Weeden then went on to observe how the break-up of the Big Three auto companies, General Motors(GM), Ford and Chrysler, into more companies would produce more innovation in transporation vehicles, attract more capital and very probably help shareholders. He accused GM of downplaying its mass transportation divisions because producing automobiles is more profitable.
“So long as one bus,” Weeden testified, can do the job Of 35 Cadillacs, one subway car, 50 Olds-mobiles — and one train, 1,000 Chevrolets — the pressure on the most public-spirited, well-meaning corporate managers at General Motors will he overwhelming to push private cars rather than mass transit.

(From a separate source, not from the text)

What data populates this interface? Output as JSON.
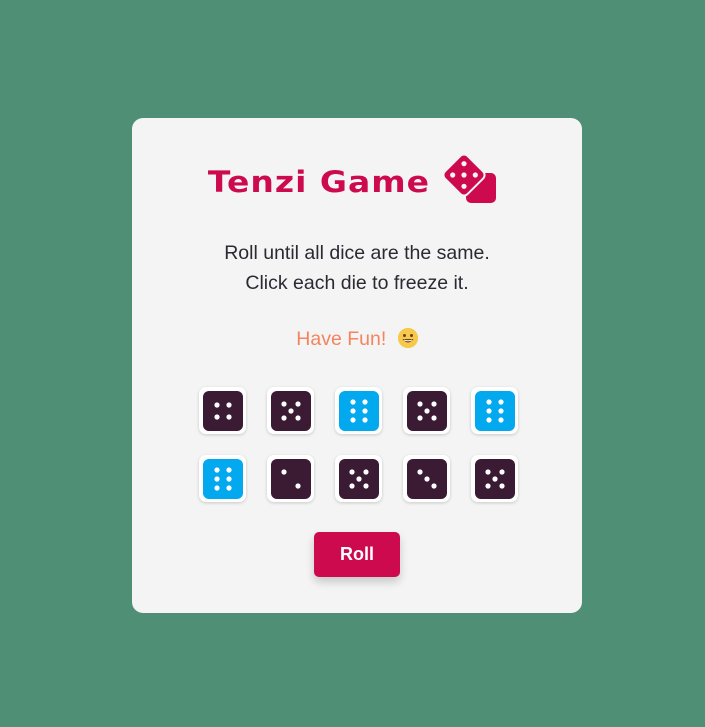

“Reorganize GM’s present bus and locomotive divisions into separate independent companies and the amount of private capital willing to invest in mass transit solutions might increase beyond the equity underwriter’s fondest dream.”
Splitting up the Big Three would allow for more precise investment and spring loose managerial entrepreneurs who are now stifled by endless committee meetings, concluded this outspoken Wall Streeter.
The justice department is suing IBM with the objective of divesting some of its operations. Business Week quotes one securityanalyst as saying, “IBM’s European operations alone are worth more than the entire market value of IBM’s stock.”
If shareholders of concentrated industries realized that they would likely grow wealthier if their large company were divested into several firms, support for anti-monopoly enforcements could grow by leaps and bounds.
Presently, the Federal Trade Commission (FTC) is trying to break up the breakfast cereal and oil industry giants. FTC specialists claim consumers are being overcharged many millions of dollars annually by these corporate goliaths.
Within and without the government, there are legal and economic experts urging deconcentration of several other industries. But because the effect of higher prices from concentrated industries on consumers is so diffuse and hidden, there has never been a roaring constituency for enforcing the antimonopoly laws.
Suppose shareholders were to anticipate higher values for their shares in the companies newly formed after divestiture of the large corporations. Imagine the dilemma of the corporate managers when confronted with their owners saying, “Break us up, Washington, so we can make more money.”